They were always calibrated to be refused and there is a reason for that: NATO expansion is a red herring that Russia wants to use as an excuse for the invasion.

> There was nothing logical about Ukraine's decision to reject neutrality and to try and set itself up as a NATO military bulwark along Russia's most vulnerable border.

Ukraine has been neutral, and in fact quite friendly to Russia, both according to its Constitution and popular polls, up until the point Russia annexed a piece of its land and invaded another piece in 2014. By doing that Russia has shown that no promise of neutrality can save Ukraine from its tanks.
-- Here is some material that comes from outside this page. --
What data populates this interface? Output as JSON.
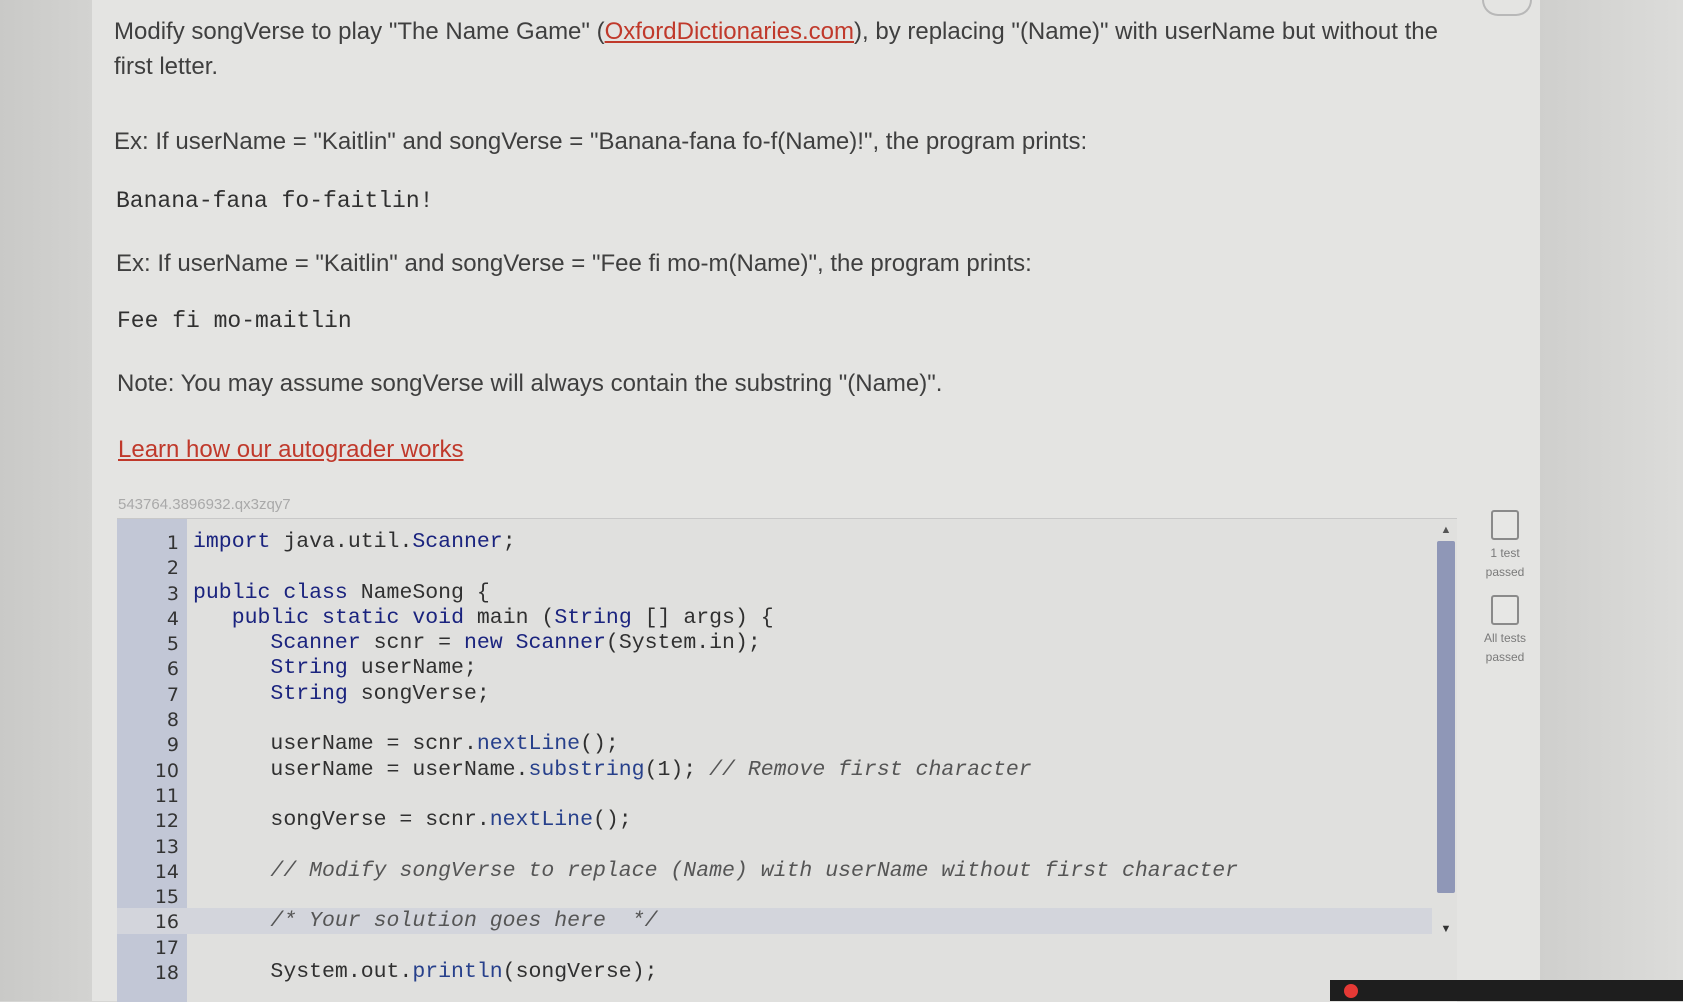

I am surprised that some people are still talking about neutrality in good faith in 2025.


Remind us why a purely defensive alliance lead by a country on the othrr side of a planet needs to be closer and closer to the borders of the country against which that alliance was created?


Because small countries of Europe that don't want to be invaded by Russia seek to join the alliance that was specifically created to prevent such eventuality for its members.


The alliance exists to attack, not defend.

That's why of the 4 wars it has taken part in in the last 30 years, 4 have been wars of aggression while 0 have been defensive (article 5 was invoked for 9/11 but occupying afghanistan wasnt a defensive move it was an imperial move).

It's a dog eat dog world out there for sure but sometimes the 14 year old boy isnt safer joining the crips for protection from the bloods. Sometimes he's just sacrificed as a pawn in a wider turf war as the crips' promises of protection ring hollow.


This is nonsense. The primary motivation for NATO is defense - the fact that it was not involved in defensive wars is rather evidence of its extreme effectiveness, being strong enough collectively that nobody even tries. OTOH countries not in it have been invaded (like Georgia and Ukraine).


None of the last countries accepted into NATO had a real national referendum on joining.


It neither needs nor wants to be closer, and the long-standing rejection of Ukraine's membership application is a testament to that. Yet every neighbor of Russia is desperate to join it to secure themselves against yet another expansionist dictatorship in Russia.


They are openly supporting Russia, take their money, visit them while meeting high ranking Russian assets and are spreading the same Ideas. There is no framing here.